Via FresHome's Facebook.

Thursday, April 12, 2012

The Bed-And-Nightstand-Room: 14 tiny bedrooms

Some things are so simple and so obvious that when you stop to look at them, you realize they're actually kind of ridiculous. Case in point, this quote from one of my favorite comedians, Mitch Hedberg:

I want to get a job as someone who names kitchen appliances. Toaster, refrigerator, blender… All you do is say what the shit does, and add "er." I wanna work for the Kitchen Appliance Naming Institute. "Hey, what does that do?" "It keeps shit fresh." "Well, that's a fresher… I'm going on break.”

This same facepalmingly simple naming convention works for rooms, too. Just take what's in that room, then add the word "room." Living room, bathroom, bedroom. (You should have seen the look of realization on my face long ago in French class as I realized that "salle de bans" literally means "room of the bath." English isn't the only linguistic master of the obvious sometimes!)

Now, given everyday usage, these simple names can still get jumbled up. (What is the difference between a living room and a family room, by the way?) But in tiny apartments, often what you get is exactly what you're told. In this case, we're taking a look at bedrooms: rooms that contain a bed… and not much more! These rooms are more than a nook or alcove, and give your landlord the ability to call it a 1BR (and accordingly jack up the rent), but still can't fit much more than a queen-sized frame and maybe a nightstand. Huh, maybe they should call it the bed-and-nightstand-room…

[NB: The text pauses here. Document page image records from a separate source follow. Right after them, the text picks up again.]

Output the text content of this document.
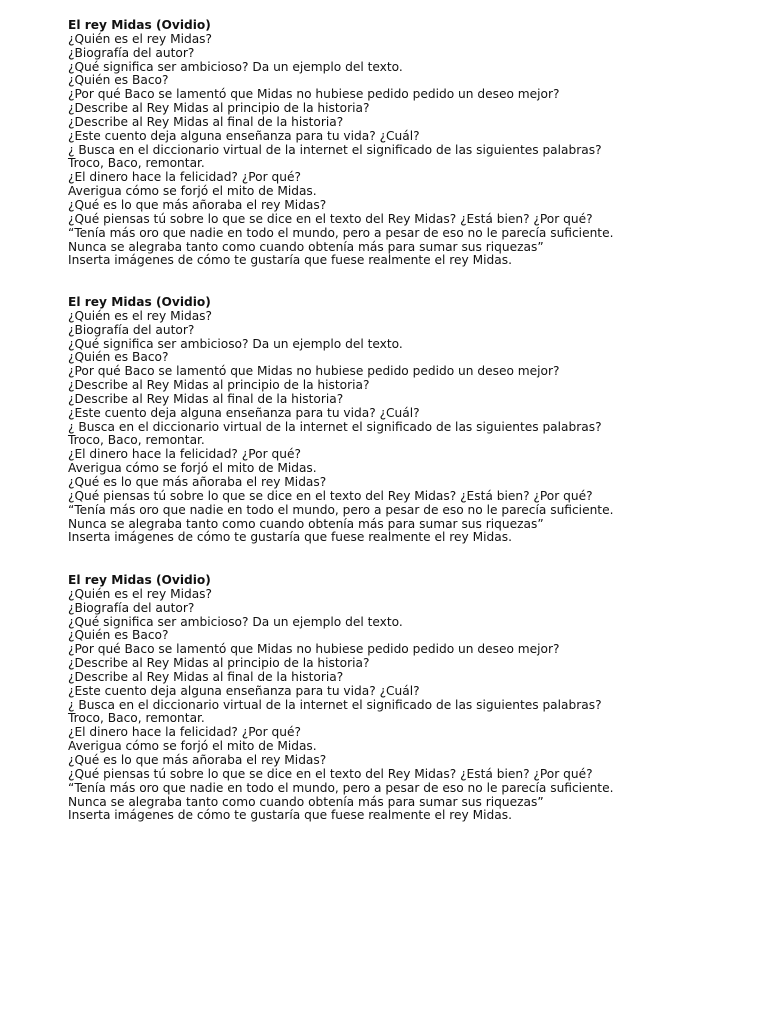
El rey Midas (Ovidio)
¿Quién es el rey Midas?
¿Biografía del autor?
¿Qué significa ser ambicioso? Da un ejemplo del texto.
¿Quién es Baco?
¿Por qué Baco se lamentó que Midas no hubiese pedido pedido un deseo mejor?
¿Describe al Rey Midas al principio de la historia?
¿Describe al Rey Midas al final de la historia?
¿Este cuento deja alguna enseñanza para tu vida? ¿Cuál?
¿ Busca en el diccionario virtual de la internet el significado de las siguientes palabras?
Troco, Baco, remontar.
¿El dinero hace la felicidad? ¿Por qué?
Averigua cómo se forjó el mito de Midas.
¿Qué es lo que más añoraba el rey Midas?
¿Qué piensas tú sobre lo que se dice en el texto del Rey Midas? ¿Está bien? ¿Por qué?
“Tenía más oro que nadie en todo el mundo, pero a pesar de eso no le parecía suficiente.
Nunca se alegraba tanto como cuando obtenía más para sumar sus riquezas”
Inserta imágenes de cómo te gustaría que fuese realmente el rey Midas.
El rey Midas (Ovidio)
¿Quién es el rey Midas?
¿Biografía del autor?
¿Qué significa ser ambicioso? Da un ejemplo del texto.
¿Quién es Baco?
¿Por qué Baco se lamentó que Midas no hubiese pedido pedido un deseo mejor?
¿Describe al Rey Midas al principio de la historia?
¿Describe al Rey Midas al final de la historia?
¿Este cuento deja alguna enseñanza para tu vida? ¿Cuál?
¿ Busca en el diccionario virtual de la internet el significado de las siguientes palabras?
Troco, Baco, remontar.
¿El dinero hace la felicidad? ¿Por qué?
Averigua cómo se forjó el mito de Midas.
¿Qué es lo que más añoraba el rey Midas?
¿Qué piensas tú sobre lo que se dice en el texto del Rey Midas? ¿Está bien? ¿Por qué?
“Tenía más oro que nadie en todo el mundo, pero a pesar de eso no le parecía suficiente.
Nunca se alegraba tanto como cuando obtenía más para sumar sus riquezas”
Inserta imágenes de cómo te gustaría que fuese realmente el rey Midas.
El rey Midas (Ovidio)
¿Quién es el rey Midas?
¿Biografía del autor?
¿Qué significa ser ambicioso? Da un ejemplo del texto.
¿Quién es Baco?
¿Por qué Baco se lamentó que Midas no hubiese pedido pedido un deseo mejor?
¿Describe al Rey Midas al principio de la historia?
¿Describe al Rey Midas al final de la historia?
¿Este cuento deja alguna enseñanza para tu vida? ¿Cuál?
¿ Busca en el diccionario virtual de la internet el significado de las siguientes palabras?
Troco, Baco, remontar.
¿El dinero hace la felicidad? ¿Por qué?
Averigua cómo se forjó el mito de Midas.
¿Qué es lo que más añoraba el rey Midas?
¿Qué piensas tú sobre lo que se dice en el texto del Rey Midas? ¿Está bien? ¿Por qué?
“Tenía más oro que nadie en todo el mundo, pero a pesar de eso no le parecía suficiente.
Nunca se alegraba tanto como cuando obtenía más para sumar sus riquezas”
Inserta imágenes de cómo te gustaría que fuese realmente el rey Midas.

We begin with Lauren's 400 square foot apartment in New York City, as featured on Apartment Therapy. With the apartment being only 12 feet wide at its widest, it was difficult to configure her furniture, especially her bed, especially especially in that teeny-tiny bedroom! Thankfully, Lauren has a background in architecture, and she was able to make it work. Her custom bed has storage for shoes and even a freakin' kayak. I also love the sliding barn door, which saves precious space as it tucks away instead of swinging inward.


The bed in this heavenly white-and-wood bedroom from Small Place Style takes up the entire far end of the room, fitting perfectly between the three walls. While it may be a little inconvenient to get in and out if there's more than one person sleeping in that bed, it frees up a lot of real estate. It looks to have a storage headboard with a task lamp for those late-night page-turners. There also appears to be a large wardrobe unit on the left for tons of hidden storage; the monochromatic white-on-white keeps the piece from overwhelming the room. On the opposite side, a homey wooden dresser breaks up the white and gives the room more character.


This warm bedroom in Brooklyn just goes to show that vibrantly-painted walls can work in even the smallest of rooms. The red far wall adds some punch, and coordinates nicely with the bed linens and lantern. Here, the bed is placed with the long side against the wall, and a woven screen is used as a kind of headboard. A teeny nightstand at the end of the bed holds a few necessities, and at the link you can see that the apartment's resident, Margaret, has created a closet by curtaining off the opposite side of the room. From Apartment Therapy.


Now this room looks like the perfect spot to curl up and read a book on a rainy day. That fireplace! Again, the bed takes up the entire end of the room, but unlike the white room above, this bed is styled as a daybed, facing inward into the rest of the room. I love the dark wood and traditional paintings here -- it's a very Old-World look. (Except of course the flatscreen TV on the wall…) From 1st Option via Pretty Stuff.